4.
Does that obscure our vision of reality?
Using the Doppler effect, we can measure the speed of two stars orbiting each other in a binary star system. By looking at the distortion of our perception, we can pinpoint information about the actuality of spacetime.
When stars in binary star systems orbit one another, each alternatively is blueshifted and redshifted. By using spectrometers to take spectroscopy images, which show an object’s range of electromagnetic wavelength radiation, we can determine the velocity of those stars, and here is how:
When we look at a spectroscopy image showing a star’s range of wavelengths, certain wavelengths of color will be missing.
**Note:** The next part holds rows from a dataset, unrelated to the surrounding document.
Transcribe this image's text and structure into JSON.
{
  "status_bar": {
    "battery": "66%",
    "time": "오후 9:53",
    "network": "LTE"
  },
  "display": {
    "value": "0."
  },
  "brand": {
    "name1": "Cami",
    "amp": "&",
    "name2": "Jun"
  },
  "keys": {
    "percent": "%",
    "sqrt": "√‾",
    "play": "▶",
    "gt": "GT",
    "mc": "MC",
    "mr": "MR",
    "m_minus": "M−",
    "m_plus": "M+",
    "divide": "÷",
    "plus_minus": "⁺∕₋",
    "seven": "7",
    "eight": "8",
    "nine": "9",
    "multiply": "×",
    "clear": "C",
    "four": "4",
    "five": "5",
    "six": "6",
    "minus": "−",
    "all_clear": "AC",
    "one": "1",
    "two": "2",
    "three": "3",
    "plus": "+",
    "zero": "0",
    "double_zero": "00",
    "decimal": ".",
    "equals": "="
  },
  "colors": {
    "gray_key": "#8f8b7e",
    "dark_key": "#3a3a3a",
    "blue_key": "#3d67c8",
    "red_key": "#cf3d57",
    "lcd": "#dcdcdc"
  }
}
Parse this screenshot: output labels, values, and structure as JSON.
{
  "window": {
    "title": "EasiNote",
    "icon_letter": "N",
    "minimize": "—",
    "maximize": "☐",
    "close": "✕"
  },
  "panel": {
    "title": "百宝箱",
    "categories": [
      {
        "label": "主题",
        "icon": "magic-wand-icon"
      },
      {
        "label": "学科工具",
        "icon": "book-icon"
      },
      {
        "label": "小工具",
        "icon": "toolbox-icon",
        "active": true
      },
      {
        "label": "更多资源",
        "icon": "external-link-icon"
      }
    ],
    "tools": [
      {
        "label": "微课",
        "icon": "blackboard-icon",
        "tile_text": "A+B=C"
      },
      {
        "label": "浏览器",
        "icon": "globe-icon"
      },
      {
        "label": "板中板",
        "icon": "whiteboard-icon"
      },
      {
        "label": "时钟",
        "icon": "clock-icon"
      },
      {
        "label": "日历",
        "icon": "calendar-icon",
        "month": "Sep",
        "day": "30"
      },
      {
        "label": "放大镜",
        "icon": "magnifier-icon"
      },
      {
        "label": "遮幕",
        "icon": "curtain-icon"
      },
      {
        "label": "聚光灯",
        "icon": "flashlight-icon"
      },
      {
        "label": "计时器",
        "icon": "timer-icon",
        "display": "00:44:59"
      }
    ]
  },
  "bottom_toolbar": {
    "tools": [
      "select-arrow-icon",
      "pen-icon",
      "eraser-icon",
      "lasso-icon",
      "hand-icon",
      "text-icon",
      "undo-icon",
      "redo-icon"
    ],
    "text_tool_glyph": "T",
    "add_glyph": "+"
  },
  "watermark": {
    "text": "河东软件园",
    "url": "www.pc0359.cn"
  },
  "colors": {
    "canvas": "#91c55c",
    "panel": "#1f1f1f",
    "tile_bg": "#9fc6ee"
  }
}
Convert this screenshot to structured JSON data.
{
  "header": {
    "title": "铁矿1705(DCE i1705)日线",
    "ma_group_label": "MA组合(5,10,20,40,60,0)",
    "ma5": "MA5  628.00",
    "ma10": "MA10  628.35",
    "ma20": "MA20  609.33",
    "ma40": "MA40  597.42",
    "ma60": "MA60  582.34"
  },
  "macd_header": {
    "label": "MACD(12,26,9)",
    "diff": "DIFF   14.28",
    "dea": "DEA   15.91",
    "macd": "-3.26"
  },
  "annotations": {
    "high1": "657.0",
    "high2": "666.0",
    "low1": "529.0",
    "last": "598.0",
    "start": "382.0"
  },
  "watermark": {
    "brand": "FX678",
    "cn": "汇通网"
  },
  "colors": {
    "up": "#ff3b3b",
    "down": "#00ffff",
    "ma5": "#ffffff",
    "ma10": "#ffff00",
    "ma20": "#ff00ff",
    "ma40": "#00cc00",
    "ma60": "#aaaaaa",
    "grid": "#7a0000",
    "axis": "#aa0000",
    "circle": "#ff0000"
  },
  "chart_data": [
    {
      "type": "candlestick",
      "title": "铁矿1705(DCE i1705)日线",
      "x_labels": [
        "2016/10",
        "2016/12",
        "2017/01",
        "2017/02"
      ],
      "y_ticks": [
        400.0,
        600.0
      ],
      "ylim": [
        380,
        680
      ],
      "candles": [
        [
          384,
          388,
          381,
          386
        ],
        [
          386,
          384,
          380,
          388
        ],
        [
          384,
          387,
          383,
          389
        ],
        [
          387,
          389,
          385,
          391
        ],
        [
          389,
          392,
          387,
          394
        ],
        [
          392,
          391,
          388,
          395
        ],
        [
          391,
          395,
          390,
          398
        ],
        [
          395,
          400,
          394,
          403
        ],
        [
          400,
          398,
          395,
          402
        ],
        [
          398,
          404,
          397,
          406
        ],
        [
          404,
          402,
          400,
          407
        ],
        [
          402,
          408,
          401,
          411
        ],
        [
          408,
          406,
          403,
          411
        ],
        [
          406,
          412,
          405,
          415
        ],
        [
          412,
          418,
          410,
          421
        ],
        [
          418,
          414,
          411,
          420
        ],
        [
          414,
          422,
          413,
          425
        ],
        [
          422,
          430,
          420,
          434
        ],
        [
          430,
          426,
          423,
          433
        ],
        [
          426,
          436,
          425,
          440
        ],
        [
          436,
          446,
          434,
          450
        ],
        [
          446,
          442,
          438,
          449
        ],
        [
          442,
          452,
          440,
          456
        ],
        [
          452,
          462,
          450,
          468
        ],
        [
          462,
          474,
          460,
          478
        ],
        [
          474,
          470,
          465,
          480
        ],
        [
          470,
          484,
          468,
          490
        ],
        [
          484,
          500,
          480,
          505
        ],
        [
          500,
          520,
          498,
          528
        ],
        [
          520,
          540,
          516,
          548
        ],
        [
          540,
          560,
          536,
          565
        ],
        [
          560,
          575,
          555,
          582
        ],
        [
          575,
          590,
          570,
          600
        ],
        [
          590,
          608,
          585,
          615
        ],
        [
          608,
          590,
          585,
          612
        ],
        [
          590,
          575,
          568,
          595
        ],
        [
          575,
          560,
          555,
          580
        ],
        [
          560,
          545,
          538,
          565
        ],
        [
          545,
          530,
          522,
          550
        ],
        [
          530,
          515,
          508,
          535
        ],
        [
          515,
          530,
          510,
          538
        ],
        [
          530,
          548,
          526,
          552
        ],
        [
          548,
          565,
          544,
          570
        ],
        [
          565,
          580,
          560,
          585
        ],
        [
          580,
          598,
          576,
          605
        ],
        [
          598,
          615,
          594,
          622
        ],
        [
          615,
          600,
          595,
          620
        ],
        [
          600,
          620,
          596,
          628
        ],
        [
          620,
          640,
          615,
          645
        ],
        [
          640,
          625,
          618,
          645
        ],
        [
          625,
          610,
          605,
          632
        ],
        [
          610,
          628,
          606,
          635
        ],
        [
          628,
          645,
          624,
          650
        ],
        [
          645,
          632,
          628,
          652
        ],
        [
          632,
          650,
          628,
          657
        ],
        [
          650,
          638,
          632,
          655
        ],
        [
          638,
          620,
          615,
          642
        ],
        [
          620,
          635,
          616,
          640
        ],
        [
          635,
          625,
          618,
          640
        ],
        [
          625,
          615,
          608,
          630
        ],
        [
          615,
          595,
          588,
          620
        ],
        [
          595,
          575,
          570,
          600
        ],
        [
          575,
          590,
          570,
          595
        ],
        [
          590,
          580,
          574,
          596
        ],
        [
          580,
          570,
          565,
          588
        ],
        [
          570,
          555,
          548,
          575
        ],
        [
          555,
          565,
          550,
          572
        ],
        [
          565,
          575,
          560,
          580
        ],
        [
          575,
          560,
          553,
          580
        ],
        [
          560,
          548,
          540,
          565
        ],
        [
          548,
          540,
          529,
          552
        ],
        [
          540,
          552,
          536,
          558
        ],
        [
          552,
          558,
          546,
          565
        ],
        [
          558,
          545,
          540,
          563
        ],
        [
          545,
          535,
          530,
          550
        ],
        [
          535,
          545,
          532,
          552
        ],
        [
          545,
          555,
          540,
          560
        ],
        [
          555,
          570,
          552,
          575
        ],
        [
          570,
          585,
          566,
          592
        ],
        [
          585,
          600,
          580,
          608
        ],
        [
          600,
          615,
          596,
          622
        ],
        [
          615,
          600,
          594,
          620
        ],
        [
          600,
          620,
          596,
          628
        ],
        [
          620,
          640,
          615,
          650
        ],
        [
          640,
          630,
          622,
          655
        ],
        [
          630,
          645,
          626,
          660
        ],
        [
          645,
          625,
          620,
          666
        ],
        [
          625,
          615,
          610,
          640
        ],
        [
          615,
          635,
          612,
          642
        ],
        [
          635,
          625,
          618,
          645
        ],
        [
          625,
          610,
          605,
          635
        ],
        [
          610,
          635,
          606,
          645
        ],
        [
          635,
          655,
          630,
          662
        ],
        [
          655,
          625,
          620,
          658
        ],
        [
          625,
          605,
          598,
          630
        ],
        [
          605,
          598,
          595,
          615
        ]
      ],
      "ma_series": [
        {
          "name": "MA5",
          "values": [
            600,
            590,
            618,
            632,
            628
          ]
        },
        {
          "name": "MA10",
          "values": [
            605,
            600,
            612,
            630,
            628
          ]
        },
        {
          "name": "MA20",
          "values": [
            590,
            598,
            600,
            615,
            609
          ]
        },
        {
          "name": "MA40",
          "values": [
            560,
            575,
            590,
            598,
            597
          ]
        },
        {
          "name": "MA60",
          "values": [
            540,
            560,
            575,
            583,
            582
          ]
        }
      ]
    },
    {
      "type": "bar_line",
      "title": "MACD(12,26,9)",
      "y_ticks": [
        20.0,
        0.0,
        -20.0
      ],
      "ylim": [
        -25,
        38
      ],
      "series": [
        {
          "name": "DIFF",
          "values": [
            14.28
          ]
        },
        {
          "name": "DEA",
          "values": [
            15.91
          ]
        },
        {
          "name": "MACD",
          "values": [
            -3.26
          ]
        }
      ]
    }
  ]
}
It might look something like Img. 1.
This is called an absorption spectrum, and the black lines indicate the individual wavelengths which are missing. These wavelengths are missing because of layers of cool, low-density gases, composed of specific elements, such as hydrogen or mercury, surrounding the star. These gases absorb the photons at these specific wavelengths. This photon absorption occurs so that electrons inside these atoms can jump up energy levels and become excited.
To measure the Doppler effect on a rapidly orbiting star, the black lines of missing wavelengths are shifted back and forth on the absorption spectrum. If they’re shifting towards the blue end of the spectrum, it’s a blueshift; if they’re shifting towards the red end of the spectrum, it’s a redshift. The percentage shift of nanometers that the absorption lines have been shifted is directly proportional to the star’s velocity as fraction of the speed of light. Since we know the value of the speed of light, this allows us to directly calculate the speed of the star that is showing the Doppler shift. See Img. 2.
The Doppler effect might be changing the colors of our world as we use poetry, and stories, and language, as a magnifying or panoramic glass, but in a way, it allows us to grasp the heart of what we value, and to see ourselves reflected in the visions we have chosen. Sometimes, I’ll think back to a younger version of myself crouched over stacks of books in a library at nighttime, conjuring characters as her friends. Every memory, every prediction of a future, is a narrative we so studiously weave to keep our lives linear and focused. We work towards fulfilling those prophecies.
During my gap year, as I step into a poem about family, I see a younger version of myself in the sky, simultaneously moving towards me with her hope and away from me with my growth through the years. The spacetime between the words stretches into the shape of my mother’s mouth and the boom of my father’s laugh crackling over the phone.
Sitting in parks and by lakes, it was first difficult not to feel alone, knowing that all my peers were off to college and that I would be left in California for the next nine months. Solitude was a tactile suit that hung around me like a cage. I questioned what I wanted to do in college and what I wanted to do with my life. Flipping open books under the afternoon light and spending hours reading the worlds moving towards me and away from me that hung unspoken after linebreaks and between paragraphs, I found a way of giving solace to my past and future selves. Whether it’s redshifting or blueshifting, words live as a parallel universe to my reality.